De Minister van Buitenlandse Zaken, H. Zijlstra

Fiche: Aanpassing verordening statuut en financiering Europese politieke partijen

1. Algemene gegevens

  • a) Titel voorstel

    Voorstel voor een Verordening van het Europees parlement en de Raad tot wijziging van Verordening (EU, Euratom) nr. 1141/2014 van het Europees parlement en de Raad van 22 oktober 2014 betreffende het statuut en de financiering van Europese politieke partijen en Europese politieke stichtingen.

  • b) Datum ontvangst Commissiedocument

    september 2017

  • c) Nr. Commissiedocument

    COM (2017) 481

  • d) EUR-Lex

    http://eur-lex.europa.eu/legal-content/NL/TXT/?qid=1506438202612&uri=CELEX:52017PC0481

  • e) Nr. impact assessment Commissie en Opinie Raad voor Regelgevingstoetsing

    Niet opgesteld.

  • f) Behandelingstraject Raad

    Raad Algemene Zaken

  • g) Eerstverantwoordelijk ministerie

    Ministerie van Binnenlandse Zaken en Koninkrijksrelaties

  • h) Rechtsbasis

    De rechtsbasis ligt in artikel 224 VWEU

  • i) Besluitvormingsprocedure Raad

    Gewone wetgevingsprocedure, gekwalificeerde meerderheid.

  • j) Rol Europees parlement

    Gewone wetgevingsprocedure, medebeslissing.

2. Essentie voorstel

a) Inhoud voorstel

Europese politieke partijen en stichtingen ontvangen ten behoeve van hun activiteiten financiële steun, waarvan de voorwaarden zijn vastgelegd in de verordening betreffende het statuut en de financiering van Europese politieke partijen en Europese politieke stichtingen. De Commissie is van mening dat de huidige verordening enkele tekortkomingen en verbeterpunten bevat. Daarom heeft de Commissie besloten een beperkt aantal gerichte wijzigingen van de verordening voor te stellen die zijn bedoeld om de mazen te dichten, de transparantie te versterken en mogelijke fraude met ontvangen Europese subsidies tegen te gaan. De wijzigingen moeten waarborgen dat de bestaande regels niet worden omzeild en dat de bepalingen niet oneigenlijk worden toegepast.

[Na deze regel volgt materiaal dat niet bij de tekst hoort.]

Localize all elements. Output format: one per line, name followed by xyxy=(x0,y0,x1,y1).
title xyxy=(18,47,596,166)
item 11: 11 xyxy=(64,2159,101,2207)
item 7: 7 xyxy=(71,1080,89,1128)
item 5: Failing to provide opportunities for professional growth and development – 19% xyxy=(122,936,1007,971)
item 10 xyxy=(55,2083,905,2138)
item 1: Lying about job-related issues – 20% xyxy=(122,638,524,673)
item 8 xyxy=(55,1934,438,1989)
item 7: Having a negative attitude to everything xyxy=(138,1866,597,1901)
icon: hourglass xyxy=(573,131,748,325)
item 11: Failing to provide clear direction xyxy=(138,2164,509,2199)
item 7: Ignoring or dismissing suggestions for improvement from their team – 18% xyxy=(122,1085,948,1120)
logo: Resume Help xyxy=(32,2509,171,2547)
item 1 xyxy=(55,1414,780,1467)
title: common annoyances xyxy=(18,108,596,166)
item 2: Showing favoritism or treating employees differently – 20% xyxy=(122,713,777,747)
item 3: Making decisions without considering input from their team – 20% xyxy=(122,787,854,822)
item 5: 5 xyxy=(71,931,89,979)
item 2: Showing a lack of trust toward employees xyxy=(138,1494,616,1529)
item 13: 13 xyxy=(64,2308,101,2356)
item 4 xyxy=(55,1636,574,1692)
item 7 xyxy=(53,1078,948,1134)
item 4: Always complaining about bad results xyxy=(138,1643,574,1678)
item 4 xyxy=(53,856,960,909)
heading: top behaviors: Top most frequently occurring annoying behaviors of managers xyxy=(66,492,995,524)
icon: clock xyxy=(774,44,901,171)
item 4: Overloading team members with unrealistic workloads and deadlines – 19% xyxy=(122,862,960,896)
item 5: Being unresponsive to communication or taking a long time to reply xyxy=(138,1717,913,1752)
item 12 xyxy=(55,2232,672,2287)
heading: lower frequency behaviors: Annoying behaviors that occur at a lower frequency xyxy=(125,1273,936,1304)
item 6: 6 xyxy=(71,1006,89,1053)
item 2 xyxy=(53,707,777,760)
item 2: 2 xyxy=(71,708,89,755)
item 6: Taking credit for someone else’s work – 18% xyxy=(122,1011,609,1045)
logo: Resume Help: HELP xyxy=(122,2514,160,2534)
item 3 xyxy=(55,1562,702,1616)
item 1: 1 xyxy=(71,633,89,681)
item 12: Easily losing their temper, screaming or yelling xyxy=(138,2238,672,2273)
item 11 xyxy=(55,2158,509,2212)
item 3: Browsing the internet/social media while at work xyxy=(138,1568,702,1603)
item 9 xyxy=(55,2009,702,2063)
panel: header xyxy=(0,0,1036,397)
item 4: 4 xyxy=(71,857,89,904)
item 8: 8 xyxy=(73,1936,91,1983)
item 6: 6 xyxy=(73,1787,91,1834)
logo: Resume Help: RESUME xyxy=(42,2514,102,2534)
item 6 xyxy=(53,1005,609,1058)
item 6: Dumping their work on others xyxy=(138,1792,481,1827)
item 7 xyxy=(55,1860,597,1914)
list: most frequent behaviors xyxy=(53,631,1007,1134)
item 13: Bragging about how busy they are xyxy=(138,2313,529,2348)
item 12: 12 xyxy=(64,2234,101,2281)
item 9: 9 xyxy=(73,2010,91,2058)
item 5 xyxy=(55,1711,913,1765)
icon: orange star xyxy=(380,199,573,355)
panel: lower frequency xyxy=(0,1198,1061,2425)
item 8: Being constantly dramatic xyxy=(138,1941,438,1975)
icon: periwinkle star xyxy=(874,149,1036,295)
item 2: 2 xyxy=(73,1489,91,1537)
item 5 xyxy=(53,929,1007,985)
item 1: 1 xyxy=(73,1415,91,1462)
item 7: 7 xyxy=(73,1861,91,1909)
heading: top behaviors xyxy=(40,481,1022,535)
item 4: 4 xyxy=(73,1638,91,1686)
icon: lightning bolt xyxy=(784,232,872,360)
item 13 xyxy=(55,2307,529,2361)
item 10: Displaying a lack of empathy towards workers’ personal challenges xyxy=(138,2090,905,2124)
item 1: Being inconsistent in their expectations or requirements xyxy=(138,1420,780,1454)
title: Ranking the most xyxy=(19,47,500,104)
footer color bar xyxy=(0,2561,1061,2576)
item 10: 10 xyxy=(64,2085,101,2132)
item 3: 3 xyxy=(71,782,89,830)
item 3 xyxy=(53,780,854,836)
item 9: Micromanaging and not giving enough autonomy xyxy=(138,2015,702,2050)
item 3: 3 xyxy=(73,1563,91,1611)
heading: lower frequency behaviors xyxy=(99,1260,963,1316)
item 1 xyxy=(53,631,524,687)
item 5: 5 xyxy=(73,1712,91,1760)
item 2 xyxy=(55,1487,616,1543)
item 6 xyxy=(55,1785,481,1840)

De huidige regelgeving zou vatbaar voor misbruik zijn. Waar gedurende de eerste jaren na de invoering van de subsidiëring van Europese politieke partijen de meeste partijen bestonden uit nationale partijen van dezelfde Europese politieke fractie, zijn er de laatste jaren verschillende Europese politieke partijen opgericht die vooral uit afzonderlijke politici bestaan, dan wel worden gedomineerd door een of twee nationale politieke partijen. Deze partijen worden gefinancierd met Europese middelen. Het voorstel moet een bijdrage leveren aan het verbeteren van de evenredigheid van de ontvangen EU-financiering, daar een aantal Europese politieke partijen en de administratieve diensten van het Europees parlement stellen dat via eenmanspartijen misbruik zou kunnen worden gemaakt van subsidiegelden. De Europese Commissie stelt daarom enkele maatregelen voor die tot doel hebben om onrechtmatig gebruik van financiering te voorkomen, transparantie te versterken en het verbeteren van de democratische participatie van burgers in de Europese Unie, in het bijzonder op het stimuleren van de deelname van jongeren en kwetsbare ondervertegenwoordigde groepen. In het voorliggende voorstel presenteert de Commissie daartoe een zestal maatregelen:

  • 1. Alleen politieke partijen tellen nog mee voor de registratie van een Europese politieke partij. Onafhankelijke volksvertegenwoordigers worden derhalve uitgezonderd.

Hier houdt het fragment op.